Officer Enters Guilty Plea in Federal Case
A Los Angeles police officer pleaded guilty in federal court Friday to violating an innocent man’s civil rights by falsely saying that the man threw away a gun during a street chase.
Edward Patrick Ruiz, 36, who worked as a training officer in the Los Angeles Police Department’s 77th Street Division, faces as much as 10 years in prison. Ruiz, who resigned a day before entering his plea, remains free on bond, pending sentencing in January.
His former partner, Jon Paul Taylor, is scheduled to go on trial Sept. 12 in the same case.
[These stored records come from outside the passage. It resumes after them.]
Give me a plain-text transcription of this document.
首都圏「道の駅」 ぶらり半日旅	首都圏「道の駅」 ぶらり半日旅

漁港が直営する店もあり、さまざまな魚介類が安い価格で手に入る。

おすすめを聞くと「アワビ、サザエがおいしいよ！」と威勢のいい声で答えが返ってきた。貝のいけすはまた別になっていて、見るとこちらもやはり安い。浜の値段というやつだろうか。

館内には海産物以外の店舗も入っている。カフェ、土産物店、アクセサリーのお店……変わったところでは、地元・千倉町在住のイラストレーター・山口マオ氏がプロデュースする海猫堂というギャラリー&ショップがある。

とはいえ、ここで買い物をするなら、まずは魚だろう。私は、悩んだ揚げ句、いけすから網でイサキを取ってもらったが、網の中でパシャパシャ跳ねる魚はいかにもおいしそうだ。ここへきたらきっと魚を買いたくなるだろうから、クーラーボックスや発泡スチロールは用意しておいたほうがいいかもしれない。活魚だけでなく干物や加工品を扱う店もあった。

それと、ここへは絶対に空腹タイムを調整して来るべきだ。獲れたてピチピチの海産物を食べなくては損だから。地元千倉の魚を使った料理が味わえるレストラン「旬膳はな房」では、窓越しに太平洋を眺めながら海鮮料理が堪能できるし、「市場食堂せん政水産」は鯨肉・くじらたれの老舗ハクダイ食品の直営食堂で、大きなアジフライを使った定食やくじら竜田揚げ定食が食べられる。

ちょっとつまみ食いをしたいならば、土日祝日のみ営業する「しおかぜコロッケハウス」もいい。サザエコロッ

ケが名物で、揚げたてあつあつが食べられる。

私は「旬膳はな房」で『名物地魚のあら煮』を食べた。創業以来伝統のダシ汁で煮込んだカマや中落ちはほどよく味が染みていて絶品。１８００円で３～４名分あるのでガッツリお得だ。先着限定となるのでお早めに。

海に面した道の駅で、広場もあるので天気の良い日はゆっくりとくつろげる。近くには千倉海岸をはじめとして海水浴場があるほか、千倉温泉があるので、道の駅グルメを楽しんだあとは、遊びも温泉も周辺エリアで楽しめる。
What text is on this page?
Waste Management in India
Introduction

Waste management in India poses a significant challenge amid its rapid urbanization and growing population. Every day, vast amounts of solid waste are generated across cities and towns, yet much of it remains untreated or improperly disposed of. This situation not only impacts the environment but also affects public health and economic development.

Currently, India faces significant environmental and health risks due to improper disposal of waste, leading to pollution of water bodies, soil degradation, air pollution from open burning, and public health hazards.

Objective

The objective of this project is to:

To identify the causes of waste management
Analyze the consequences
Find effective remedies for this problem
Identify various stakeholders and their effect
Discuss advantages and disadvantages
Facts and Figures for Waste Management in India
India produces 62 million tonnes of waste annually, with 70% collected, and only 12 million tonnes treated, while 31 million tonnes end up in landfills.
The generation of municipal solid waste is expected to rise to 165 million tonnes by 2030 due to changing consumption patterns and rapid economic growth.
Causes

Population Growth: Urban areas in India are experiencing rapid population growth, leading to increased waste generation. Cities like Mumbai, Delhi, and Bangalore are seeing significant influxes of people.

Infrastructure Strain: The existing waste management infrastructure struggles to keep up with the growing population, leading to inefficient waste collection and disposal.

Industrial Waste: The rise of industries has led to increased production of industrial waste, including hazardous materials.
The case against the officers is significant because it suggested that police misconduct extended beyond the boundaries of the Rampart Division, where officers have been accused of wrongly shooting suspects, planting evidence and perjuring themselves in court.
Ruiz and Taylor were on patrol in the 77th Street Division on April 21, 1995, and said they saw Victor Tyson and another man standing beside a broken window at the Ten Gents club at 73rd Street and South Broadway.
As Ruiz and Taylor got out their car to investigate, the two men began to run and a foot chase ensued, according to a statement read into the court record Friday by Assistant U.S. Atty. Steven Arkow.
But in fact, neither police officer saw a broken window, the prosecutor said.
Ruiz “fabricated the probable cause for arresting Tyson in order to justify the arrest,” Arkow said.
When Taylor caught up with Tyson, he ordered Tyson to the ground. Ruiz arrived soon afterward. Arkow said Taylor pointed to a revolver lying in the dirt near Tyson.
Although he did not see how the gun got there, Ruiz wrote in his arrest report that he had seen Tyson toss the weapon during the chase.
Tyson, who had no criminal record, was arrested on a misdemeanor charge of carrying a concealed weapon.
The case began to unravel as it was about to go to trial in July 1995. A deputy city attorney prosecuting Tyson became suspicious about the officers’ testimony. He investigated the crime scene on his own and eventually confronted Ruiz, who admitted lying about Tyson’s tossing away a gun.
The prosecutor, Evan Freed, dropped the charges.
Taylor, a probationary officer, resigned from the department when the LAPD’s internal affairs division began looking at the arrest. Ruiz wound up with a 22-day suspension.
The episode would have ended with that, if not for a casual exchange months later between the judge at Tyson’s aborted trial and a civil rights lawyer. After learning about the case, the lawyer contacted the U.S. attorney’s office, which directed the FBI to investigate.
Ruiz and Taylor were subsequently indicted by a Los Angeles federal grand jury.
As part of a plea bargain, federal prosecutors agreed to dismiss another civil rights charge against Ruiz in which he is accused of planting a gun on another man.